The different grading of a blastocyst — evaluating the outer ring of cells or trophectoderm, the inner cell mass (ICM) or stem cells, and the expansion of the blastocyst cavity or blastocele. A "perfect" day 5 blastocyst would be scored 4AA (expanded blastocele cavity, nice trophectoderm, and numerous tightly packed cells in the ICM). Blastocyst score 5AA is a blastocyst that is starting to "hatch" with normal-appearing trophectoderm and ICM. A blastocyst with a score of 6AA is a completely "hatched" blast with normal-appearing ICM. (Bączkowski et al., Reproductive Biology, volume 4 No. 1, pgs 5-22).
A day 6 "hatching" blastocyst scored 5 AA that is starting to come out of its zona pellucida (or "shell”).
Since there are many other contributing factors involved that we cannot see or identify, embryo scores are, at best, generalizations about "quality" and are often inaccurate. We have seen enough instances when embryos receiving less than A grades have turned into beautiful healthy babies to know that embryo grading is not the final word when it comes to success. Ultimately, the true test of embryo quality is whether it results in a successful pregnancy and live birth.

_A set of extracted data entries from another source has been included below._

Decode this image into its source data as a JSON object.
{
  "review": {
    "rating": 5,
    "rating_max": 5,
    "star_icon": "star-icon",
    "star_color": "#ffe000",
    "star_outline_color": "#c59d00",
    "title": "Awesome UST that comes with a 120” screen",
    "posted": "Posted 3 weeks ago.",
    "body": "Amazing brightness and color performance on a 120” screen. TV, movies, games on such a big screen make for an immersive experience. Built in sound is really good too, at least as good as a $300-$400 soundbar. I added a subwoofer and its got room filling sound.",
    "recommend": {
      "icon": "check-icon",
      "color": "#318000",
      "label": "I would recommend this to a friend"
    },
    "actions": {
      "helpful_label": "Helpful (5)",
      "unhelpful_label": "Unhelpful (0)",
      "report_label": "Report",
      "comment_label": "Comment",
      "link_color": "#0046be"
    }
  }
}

"We've been meaning to write/send pictures for a while, but have been quite busy since the birth of our twins. We sincerely want to thank you for all the love and support you have given us throughout this whole process.
“Dr. Nemiro - when we first met you, it was under one of the most difficult times of our life, as I was having an ectopic pregnancy which ultimately required removal of my left tube after having already suffered one miscarriage. All of this had occurred after 2 prior failed IVF attempts with another doctor. Even though you had never met us, you agreed to perform emergency surgery at 8 pm without any hesitation. We were terrified and heartbroken during our 1st visit with you due to our unfortunate circumstances, but you put our minds at ease and assured us you would do all you could to help. Unfortunately, my tube was too damaged to save, and then, you had the unfortunate task of having to tell me that my remaining tube was unlikely to ever result in a viable pregnancy.

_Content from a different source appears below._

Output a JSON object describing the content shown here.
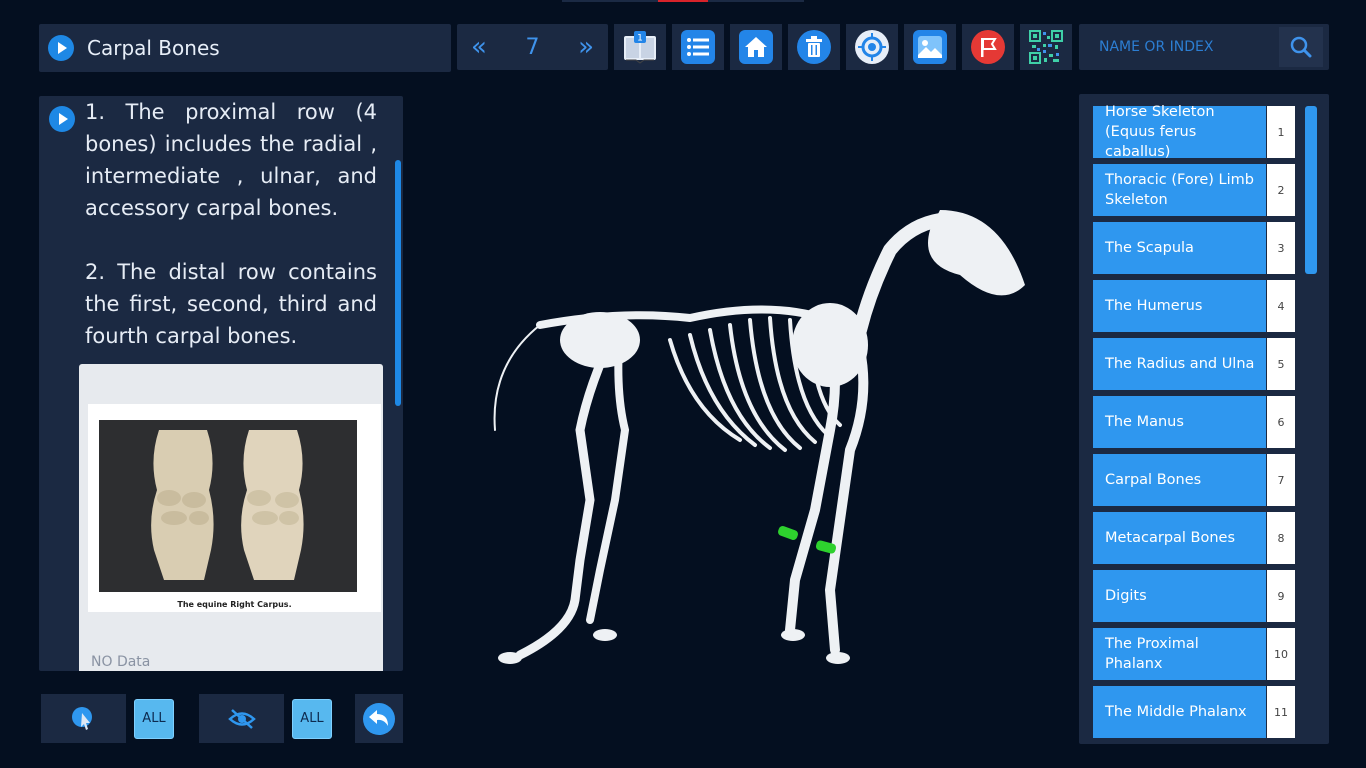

“Following the surgery, we were totally devastated and without hope. I felt I didn't want to go on if I couldn't bear children, but you convinced us to give IVF another try, with a more aggressive drug protocol than had been previously utilized.
“We'll never forget the night you transferred our embryos. You told us they all ‘looked’ good, but that 2 looked particularly good. We knew from that moment that we were finally going to achieve our dream of having children. The rest is history - we now have two beautiful, healthy babies, and we just wanted to express our sincere gratitude to you and your staff.
“Everyone in your office was always so supportive and compassionate. Even after achieving pregnancy, I had weekly, sometimes daily ‘scares’ due to bleeding during my first trimester. Everyone always took the time to reassure me and give me as many ultrasounds as I felt I needed to put my mind at ease, and every time I thought my pregnancy had ended, I was assured my babies were still very much alive and thriving.
“Thanks again for everything and for helping us along on our journey. Love."